Titel: Re: Widersprüche in den Urteilen des BVerfG (aus akt. Anlass)
Beitrag von: Gee am 04. September 2018, 15:00
Hier: „gesamtgesellschaftlicher Vorteil“

BVerfG, Urteil des Ersten Senats vom 18. Juli 2018
Rn 76
Zitat
Ein gesamtgesellschaftlicher Vorteil schließt allerdings nicht aus, dass daneben auch ein individueller Vorteil für die Abgabepflichtigen besteht und deshalb eine nichtsteuerliche Finanzierung zulässig ist …

vs.

BVerwG,  22.11.2000 - BVerwG 6 C 10.99
Rn 10
Zitat
Der Verordnungsgeber hätte folglich  den  auf das Allgemeininteresse entfallenden Kostenanteil  der Höhe  nach festlegen  und bei der Beitragsbemessung berücksichtigen  müssen.
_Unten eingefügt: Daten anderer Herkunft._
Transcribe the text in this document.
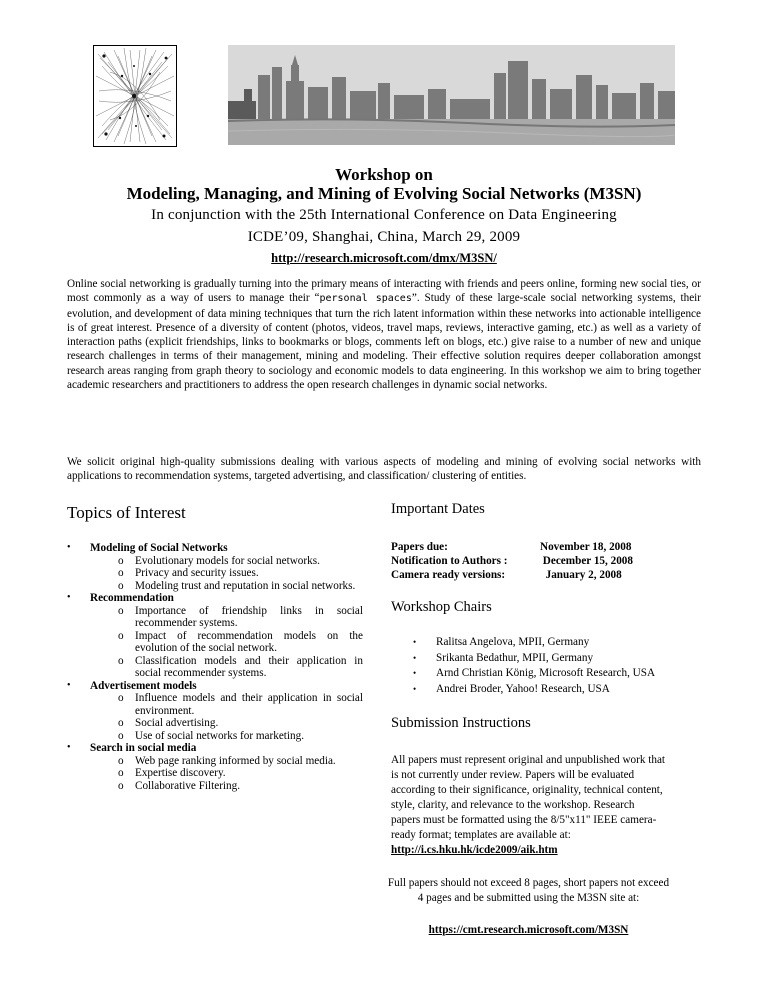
Workshop on
Modeling, Managing, and Mining of Evolving Social Networks (M3SN)
In conjunction with the 25th International Conference on Data Engineering
ICDE’09, Shanghai, China, March 29, 2009
http://research.microsoft.com/dmx/M3SN/
Online social networking is gradually turning into the primary means of interacting with friends and peers online, forming new social ties, or most commonly as a way of users to manage their “personal spaces”. Study of these large-scale social networking systems, their evolution, and development of data mining techniques that turn the rich latent information within these networks into actionable intelligence is of great interest. Presence of a diversity of content (photos, videos, travel maps, reviews, interactive gaming, etc.) as well as a variety of interaction paths (explicit friendships, links to bookmarks or blogs, comments left on blogs, etc.) give raise to a number of new and unique research challenges in terms of their management, mining and modeling. Their effective solution requires deeper collaboration amongst research areas ranging from graph theory to sociology and economic models to data engineering. In this workshop we aim to bring together academic researchers and practitioners to address the open research challenges in dynamic social networks.
We solicit original high-quality submissions dealing with various aspects of modeling and mining of evolving social networks with applications to recommendation systems, targeted advertising, and classification/ clustering of entities.
Topics of Interest	Important Dates
Workshop Chairs
Submission Instructions
• Modeling of Social Networks
o Evolutionary models for social networks.
o Privacy and security issues.
o Modeling trust and reputation in social networks.
• Recommendation
o Importance of friendship links in social recommender systems.
o Impact of recommendation models on the evolution of the social network.
o Classification models and their application in social recommender systems.
• Advertisement models
o Influence models and their application in social environment.
o Social advertising.
o Use of social networks for marketing.
• Search in social media
o Web page ranking informed by social media.
o Expertise discovery.
o Collaborative Filtering.
Papers due:	November 18, 2008
Notification to Authors :	December 15, 2008
Camera ready versions:	January 2, 2008
• Ralitsa Angelova, MPII, Germany
• Srikanta Bedathur, MPII, Germany
• Arnd Christian König, Microsoft Research, USA
• Andrei Broder, Yahoo! Research, USA
All papers must represent original and unpublished work that is not currently under review. Papers will be evaluated according to their significance, originality, technical content, style, clarity, and relevance to the workshop. Research papers must be formatted using the 8/5"x11" IEEE camera-ready format; templates are available at: http://i.cs.hku.hk/icde2009/aik.htm
Full papers should not exceed 8 pages, short papers not exceed 4 pages and be submitted using the M3SN site at:
https://cmt.research.microsoft.com/M3SN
Dies ist unterblieben und hat die  Nichtigkeit der gesamten Verordnung zur Folge.

M.E. hat nun das BVerfG mit Rn 76 festgelegt, dass ein Allgemeininteresse (=  gesamtgesellschaftlicher Vorteil) neben dem individuellen Vorteil des Beitragspflichtigen besteht.
Gem. Rechtsprechung des BVerwG müsste demzufolge in der Rundfunkbeitragsbemessung die Vorteile, welche die Allgemeinheit hat (dieses könnten die Vorteile der Nicht-Beitragspflichtigen sein), in der Beitragsbemessung Berücksichtigung finden.

Oder?
Titel: Re: Widersprüche in den Urteilen des BVerfG (aus akt. Anlass)
Beitrag von: Shuzi am 04. September 2018, 16:44
Zum einen versucht das BVerfG die Bebeitragung der Allgemeinheit durch die Anknüpfung der Abgabe an die Wohnung damit zu rechtfertigen, dass die Beschaffung eines Empfangsgerätes jederzeit möglich ist. Andererseits konstatiert das BVerfG, das kein Zwang zur Konfrontation mit den über den öffentlich-rechtlichen Rundfunk verbreiteten Informationen besteht, um vermutlich somit nicht mit Art. 5 GG in Konflikt zu geraten.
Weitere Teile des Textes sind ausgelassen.